Com base na cesta de São Paulo, o Dieese estima que o salário mínimo necessário deveria ser equivalente a R$ 6.535,40. O valor corresponde a 5,39 vezes o piso nacional vigente, de R$ 1.212,00. Em abril, o valor do mínimo necessário deveria ter sido de R$ 6.754,33, ou 5,57 vezes o piso em vigor.

O cálculo para se chegar a esse montante leva em em consideração uma família de quatro pessoas, com dois adultos e duas crianças.

Quando se compara o custo da cesta com o salário mínimo líquido - após o desconto referente à Previdência Social -, o trabalhador que ganha o piso nacional comprometeu cerca de 59,39% do seu salário com alimentos básicos. Esse percentual é para alimentar somente uma pessoa adulta. Em abril, o percentual foi de 61%.

Alimentos da cesta básica

O tomate ajudou na redução do valor da cesta básica em maio, segundo o Dieese. A queda no preço do tomate se deu por causa da maior oferta do fruto devido ao avanço da safra de inverno e à rápida maturação.

Ele teve o preço reduzido em quase todas as capitais, exceto em Belém (5,42%).
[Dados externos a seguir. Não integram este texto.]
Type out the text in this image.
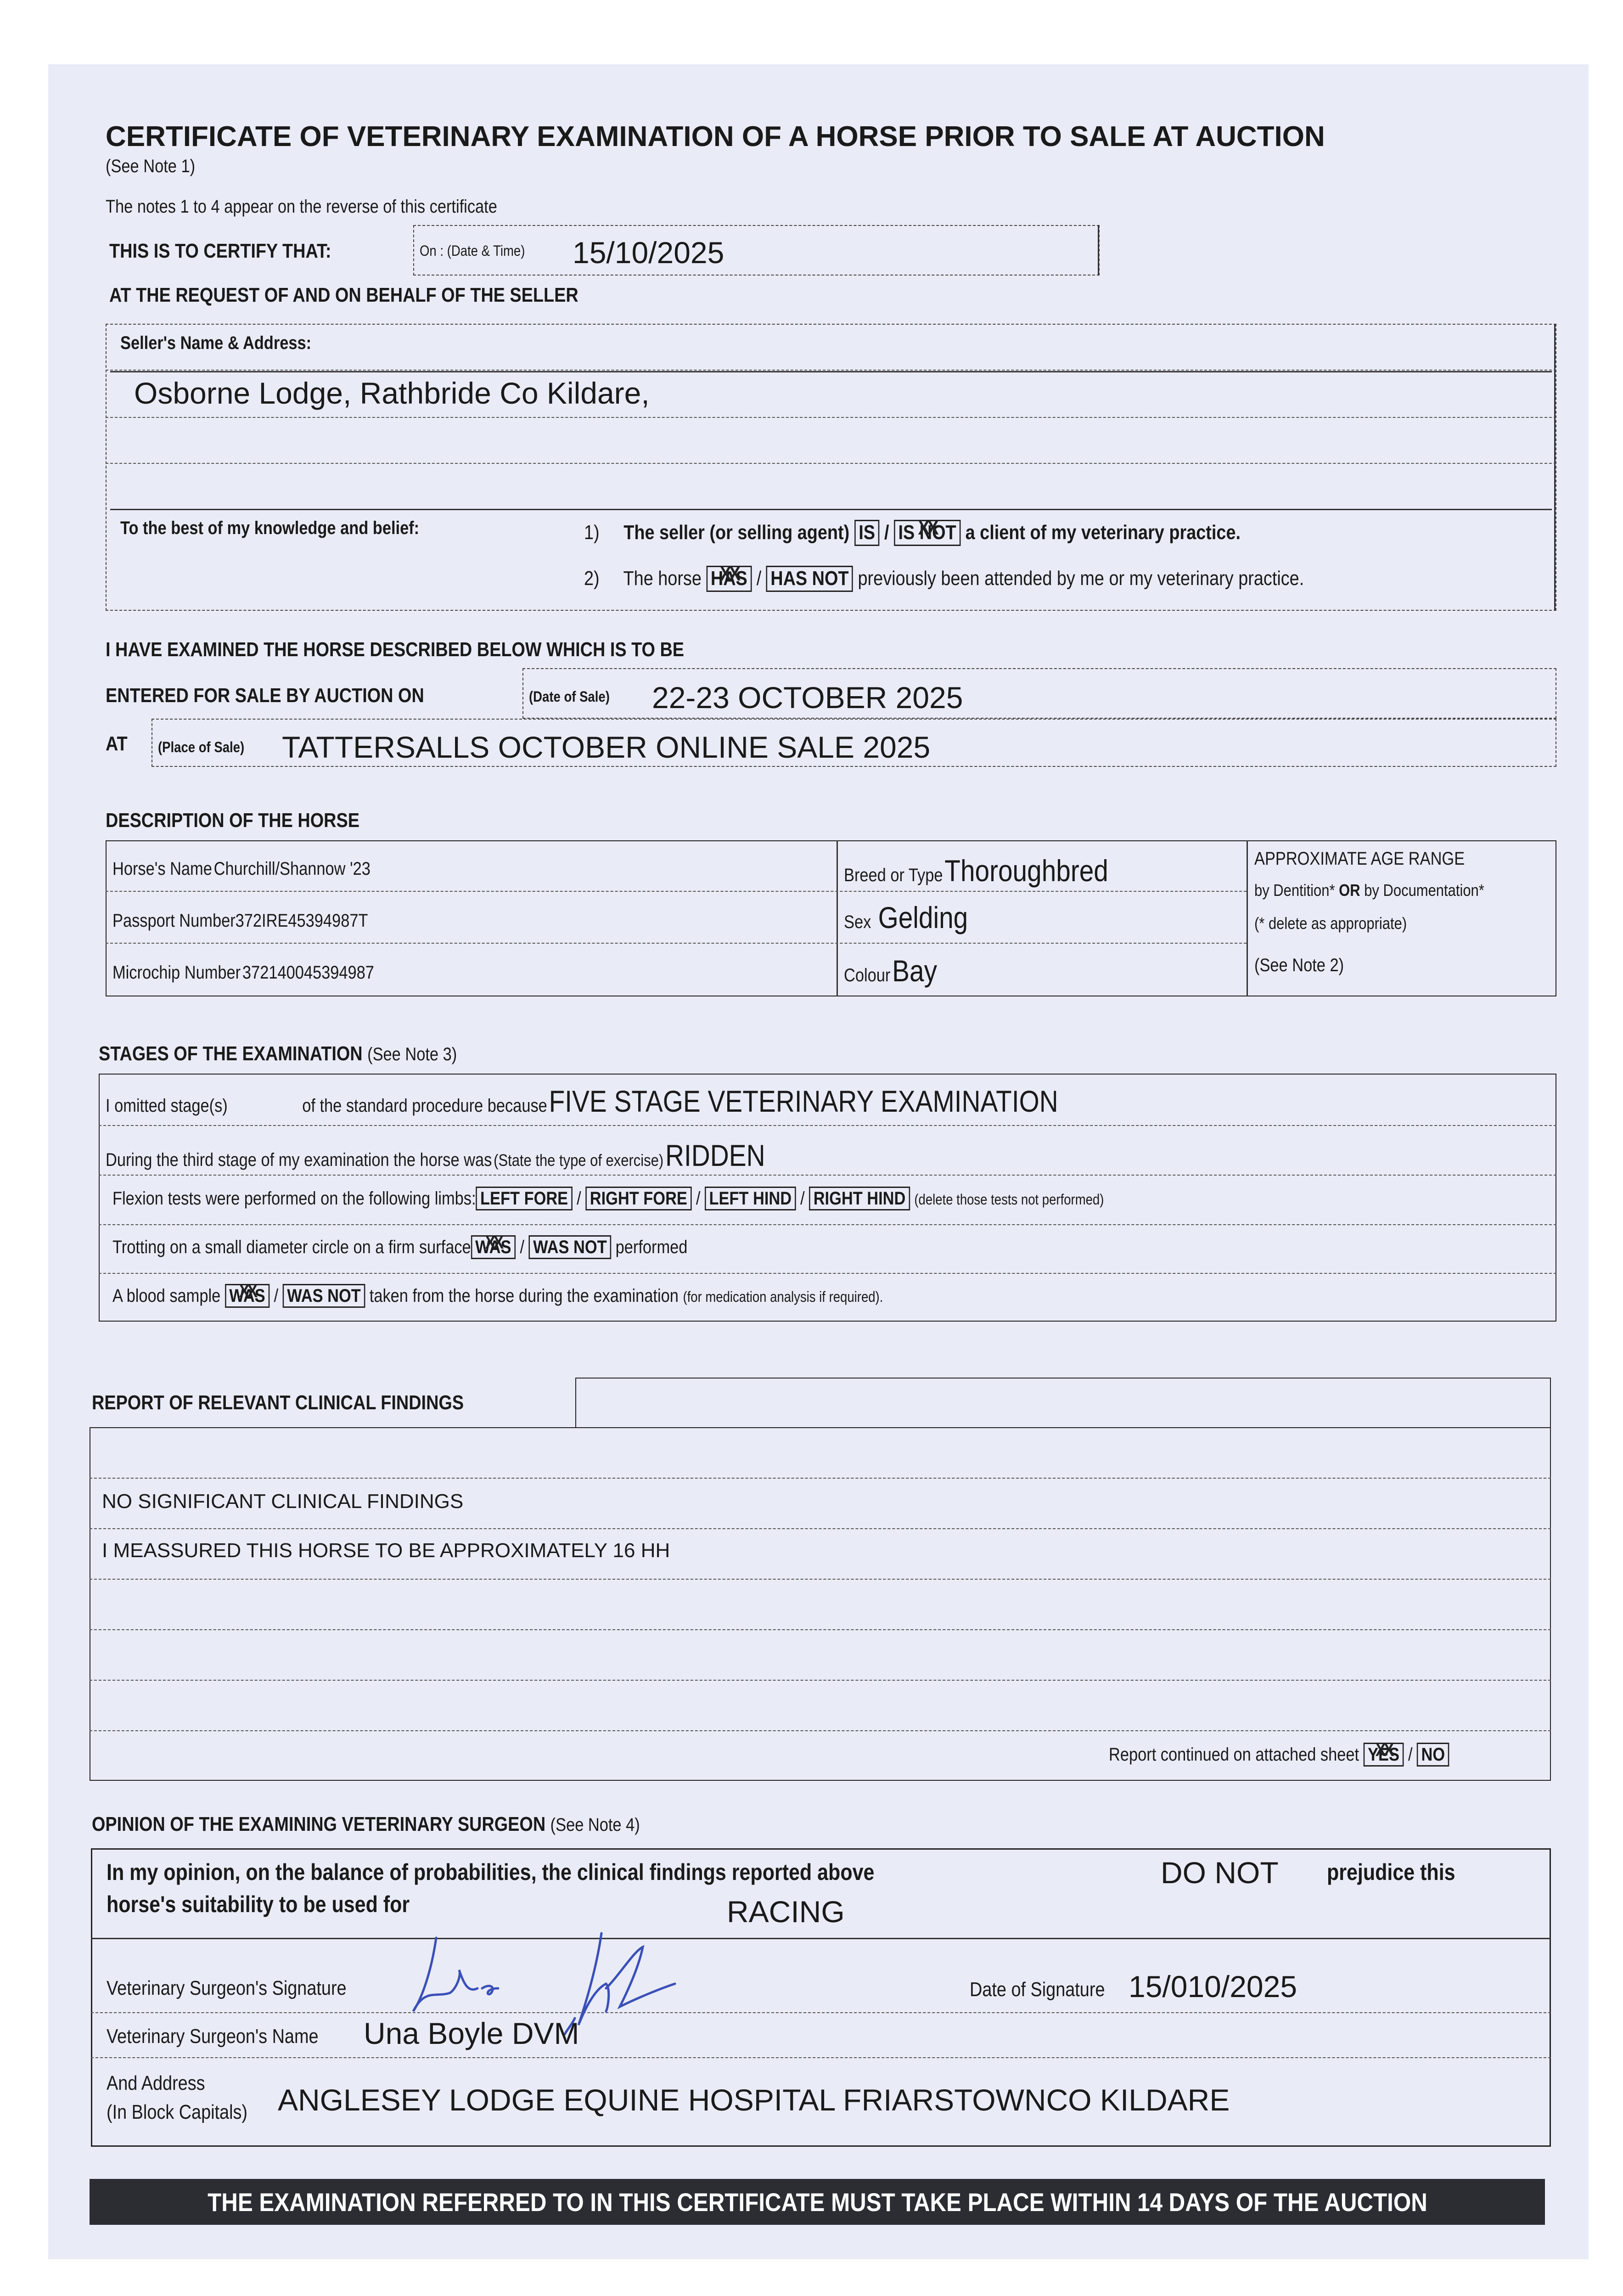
CERTIFICATE OF VETERINARY EXAMINATION OF A HORSE PRIOR TO SALE AT AUCTION
(See Note 1)
The notes 1 to 4 appear on the reverse of this certificate
THIS IS TO CERTIFY THAT:	On : (Date & Time)	15/10/2025
AT THE REQUEST OF AND ON BEHALF OF THE SELLER
Seller's Name & Address:
Osborne Lodge, Rathbride Co Kildare,
To the best of my knowledge and belief:	1) The seller (or selling agent) IS / IS NOT XX a client of my veterinary practice.
2) The horse HAS XX / HAS NOT previously been attended by me or my veterinary practice.
I HAVE EXAMINED THE HORSE DESCRIBED BELOW WHICH IS TO BE
ENTERED FOR SALE BY AUCTION ON	(Date of Sale)	22-23 OCTOBER 2025
AT (Place of Sale)	TATTERSALLS OCTOBER ONLINE SALE 2025
DESCRIPTION OF THE HORSE
Horse's Name Churchill/Shannow '23
Passport Number372IRE45394987T
Microchip Number 372140045394987
Breed or Type Thoroughbred
Sex Gelding
Colour Bay
APPROXIMATE AGE RANGE
by Dentition* OR by Documentation*
(* delete as appropriate)
(See Note 2)
STAGES OF THE EXAMINATION (See Note 3)
I omitted stage(s)	of the standard procedure because FIVE STAGE VETERINARY EXAMINATION
During the third stage of my examination the horse was (State the type of exercise) RIDDEN
Flexion tests were performed on the following limbs: LEFT FORE / RIGHT FORE / LEFT HIND / RIGHT HIND (delete those tests not performed)
Trotting on a small diameter circle on a firm surface WAS XX / WAS NOT performed
A blood sample WAS XX / WAS NOT taken from the horse during the examination (for medication analysis if required).
REPORT OF RELEVANT CLINICAL FINDINGS
NO SIGNIFICANT CLINICAL FINDINGS
I MEASSURED THIS HORSE TO BE APPROXIMATELY 16 HH
Report continued on attached sheet YES XX / NO
OPINION OF THE EXAMINING VETERINARY SURGEON (See Note 4)
In my opinion, on the balance of probabilities, the clinical findings reported above	DO NOT prejudice this
horse's suitability to be used for	RACING
Veterinary Surgeon's Signature	Date of Signature 15/010/2025
Veterinary Surgeon's Name	Una Boyle DVM
And Address
(In Block Capitals) ANGLESEY LODGE EQUINE HOSPITAL FRIARSTOWNCO KILDARE
THE EXAMINATION REFERRED TO IN THIS CERTIFICATE MUST TAKE PLACE WITHIN 14 DAYS OF THE AUCTION
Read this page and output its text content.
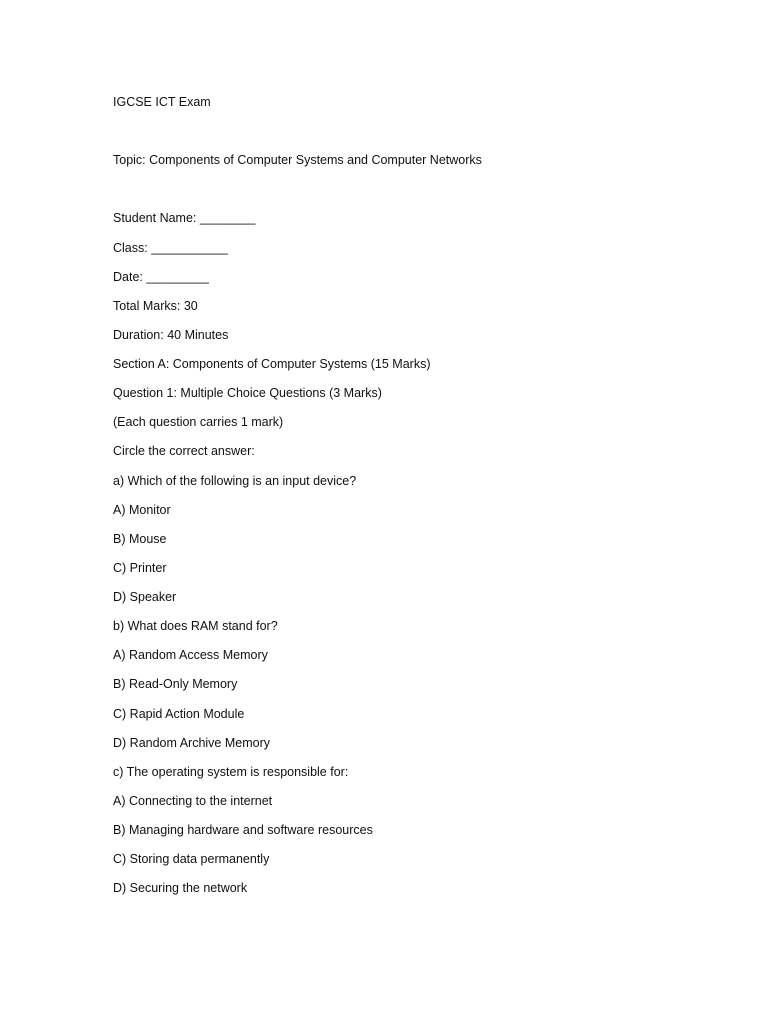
IGCSE ICT Exam

Topic: Components of Computer Systems and Computer Networks

Student Name: ________

Class: ___________

Date: _________

Total Marks: 30

Duration: 40 Minutes

Section A: Components of Computer Systems (15 Marks)

Question 1: Multiple Choice Questions (3 Marks)

(Each question carries 1 mark)

Circle the correct answer:

a) Which of the following is an input device?

A) Monitor

B) Mouse

C) Printer

D) Speaker

b) What does RAM stand for?

A) Random Access Memory

B) Read-Only Memory

C) Rapid Action Module

D) Random Archive Memory

c) The operating system is responsible for:

A) Connecting to the internet

B) Managing hardware and software resources

C) Storing data permanently

D) Securing the network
As quedas mais importantes foram anotadas em Campo Grande (-40,04%), Rio de Janeiro (-37,77%), Brasília (-31,48%) e Belo Horizonte (-31,16%).

Por outro lado, alguns alimentos pesaram mais no bolso no brasileiro. Diversos fatores influenciam nos preços do alimentos. A baixa disponibilidade interna da farinha de trigo, a menor produção de trigo na Argentina e na Ucrânia e a preocupação com a menor oferta mundial resultaram em aumento dos preços, com repasse para a farinha e o pão francês.

Pelo segundo mês consecutivo, o preço do quilo do pão francês subiu em todas as cidades. Entre abril e maio, as altas mais expressivas foram observadas no Rio de Janeiro (3,82%), em Salvador (3,79%) e Belém (3,66%).

Segundo o Dieese, o leite integral registrou aumento de preços em 17 cidades, entre abril e maio. As maiores elevações foram em Natal (7,63%), Recife (7,42%) e Vitória (6,80%). Os preços são reflexo do crescimento da exportação, a queda nas importações e a entressafra reduziram a quantidade de leite disponível e influenciaram a valorização dos derivados lácteos, como o queijo muçarela e o leite UHT.

O feijão também teve alta em 12 capitais. O tipo carioquinha aumentou em todas as capitais onde é pesquisado e as taxas variaram entre 0,10%, em Brasília, e 14,35%, em Goiânia. Já o preço do feijão preto, diminuiu nas cidades pesquisadas, exceto em Florianópolis. A queda mais expressiva foi no Rio de Janeiro (-4,20%).